Prof Brenda Milner, the Grande Dame of cognitive neuroscience, neuropsychology, and memory research turned 105 in mid-July. MEMORehab co-founder (and Prof Milner’s former PhD student), Clin A/Prof Laurie Miller was there to help her celebrate!
Prof Milner’s best-known work centred on exploration of memory function in the patient, “H.M.” After a brain operation his early 20’s, in which he had both his hippocampi removed in an effort to control drug-resistant epilepsy, this man remained unable to recall anything that happened to him for the rest of his life. Hence, the incredible importance of the hippocampus to the ability to store new episodic memories became obvious. Prof Milner pointed out, however, that H.M. continued to be able describe memories from his previous life. Also, he was well able to converse, indicating that he had not lost memory for words learned previously. Furthermore, Prof Milner discovered that H.M. exhibited improvement on tasks involving complex hand-eye coordination, so called “procedural” or motor learning” tasks. On these, he made fewer and fewer errors over several days of practice (i.e., showing learning), in spite of not remembering having done the task before or having met Prof Milner on many previous occasions! These studies and others by Prof Milner and her team have elucidated the role of the hippocampus in the encoding of new declarative memories, and also helped us understand some of the divisions in memory: anterograde versus retrograde; episodic versus semantic; declarative vs procedural; verbal vs non-verbal, with different brain structures contributing to these different processes.
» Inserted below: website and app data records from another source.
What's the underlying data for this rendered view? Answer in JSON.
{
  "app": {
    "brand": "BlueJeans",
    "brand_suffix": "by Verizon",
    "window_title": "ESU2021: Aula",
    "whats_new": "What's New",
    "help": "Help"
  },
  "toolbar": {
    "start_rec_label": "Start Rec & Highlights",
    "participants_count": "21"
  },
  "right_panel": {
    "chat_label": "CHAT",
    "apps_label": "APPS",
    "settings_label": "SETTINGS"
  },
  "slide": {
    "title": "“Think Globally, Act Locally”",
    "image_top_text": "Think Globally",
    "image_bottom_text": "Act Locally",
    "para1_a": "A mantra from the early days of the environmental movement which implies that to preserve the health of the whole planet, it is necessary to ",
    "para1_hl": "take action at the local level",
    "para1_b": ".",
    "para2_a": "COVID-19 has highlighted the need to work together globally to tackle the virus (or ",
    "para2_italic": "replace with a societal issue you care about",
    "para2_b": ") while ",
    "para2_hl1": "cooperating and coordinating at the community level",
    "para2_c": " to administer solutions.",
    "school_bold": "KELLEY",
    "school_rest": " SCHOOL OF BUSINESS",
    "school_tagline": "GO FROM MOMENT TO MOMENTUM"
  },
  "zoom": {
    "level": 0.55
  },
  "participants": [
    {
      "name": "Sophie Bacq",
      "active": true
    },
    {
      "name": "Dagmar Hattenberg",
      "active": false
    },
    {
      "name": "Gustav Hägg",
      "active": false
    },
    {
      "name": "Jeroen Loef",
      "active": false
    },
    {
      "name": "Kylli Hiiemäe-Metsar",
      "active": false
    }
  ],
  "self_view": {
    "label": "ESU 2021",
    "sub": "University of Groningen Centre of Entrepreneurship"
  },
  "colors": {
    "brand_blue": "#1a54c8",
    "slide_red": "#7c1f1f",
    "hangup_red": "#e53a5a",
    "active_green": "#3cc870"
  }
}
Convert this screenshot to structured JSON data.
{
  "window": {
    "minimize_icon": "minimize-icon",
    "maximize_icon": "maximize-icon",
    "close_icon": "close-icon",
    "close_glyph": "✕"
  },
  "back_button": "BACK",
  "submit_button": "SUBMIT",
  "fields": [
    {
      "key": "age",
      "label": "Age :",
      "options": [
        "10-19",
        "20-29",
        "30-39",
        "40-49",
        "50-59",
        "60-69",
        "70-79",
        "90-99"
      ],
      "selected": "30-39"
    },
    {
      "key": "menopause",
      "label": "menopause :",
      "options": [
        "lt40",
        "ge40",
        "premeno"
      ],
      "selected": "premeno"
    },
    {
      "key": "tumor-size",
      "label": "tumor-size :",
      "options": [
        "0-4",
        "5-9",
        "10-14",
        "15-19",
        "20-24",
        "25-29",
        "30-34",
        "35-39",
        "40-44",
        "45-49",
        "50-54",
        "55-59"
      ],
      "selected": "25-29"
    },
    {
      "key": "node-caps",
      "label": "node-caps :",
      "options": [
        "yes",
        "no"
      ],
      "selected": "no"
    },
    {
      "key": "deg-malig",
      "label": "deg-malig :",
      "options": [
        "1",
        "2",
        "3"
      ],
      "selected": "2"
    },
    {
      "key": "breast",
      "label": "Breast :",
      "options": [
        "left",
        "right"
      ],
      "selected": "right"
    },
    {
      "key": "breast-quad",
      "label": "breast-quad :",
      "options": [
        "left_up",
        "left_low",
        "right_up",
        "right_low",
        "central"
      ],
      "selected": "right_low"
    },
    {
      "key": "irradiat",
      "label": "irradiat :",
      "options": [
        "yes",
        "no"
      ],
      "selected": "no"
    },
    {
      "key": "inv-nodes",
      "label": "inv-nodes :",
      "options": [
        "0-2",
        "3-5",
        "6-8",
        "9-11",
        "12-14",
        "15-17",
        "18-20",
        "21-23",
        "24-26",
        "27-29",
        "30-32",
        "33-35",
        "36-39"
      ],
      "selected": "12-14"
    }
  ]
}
Today, Prof Milner lives in the same apartment she moved into in 1959. Her abode is only a few blocks from the Montreal Neurological Institute. She used to walk up the hill in all types of Canadian weather to this, her workplace, every day until well into her 90s. Attributing her longevity to “good genes” as well as maintaining a passion for her work, Prof Milner remains socially active, enjoys doing the New York Times crossword puzzle and continues to win prestigious awards (including, most recently, induction into the Canadian Walk of Fame in Toronto).
When she was Prof Milner’s student in the 1980s, Laurie got to travel to Boston to meet H.M., who by then was almost as famous as the scientist who documented his memory patterns.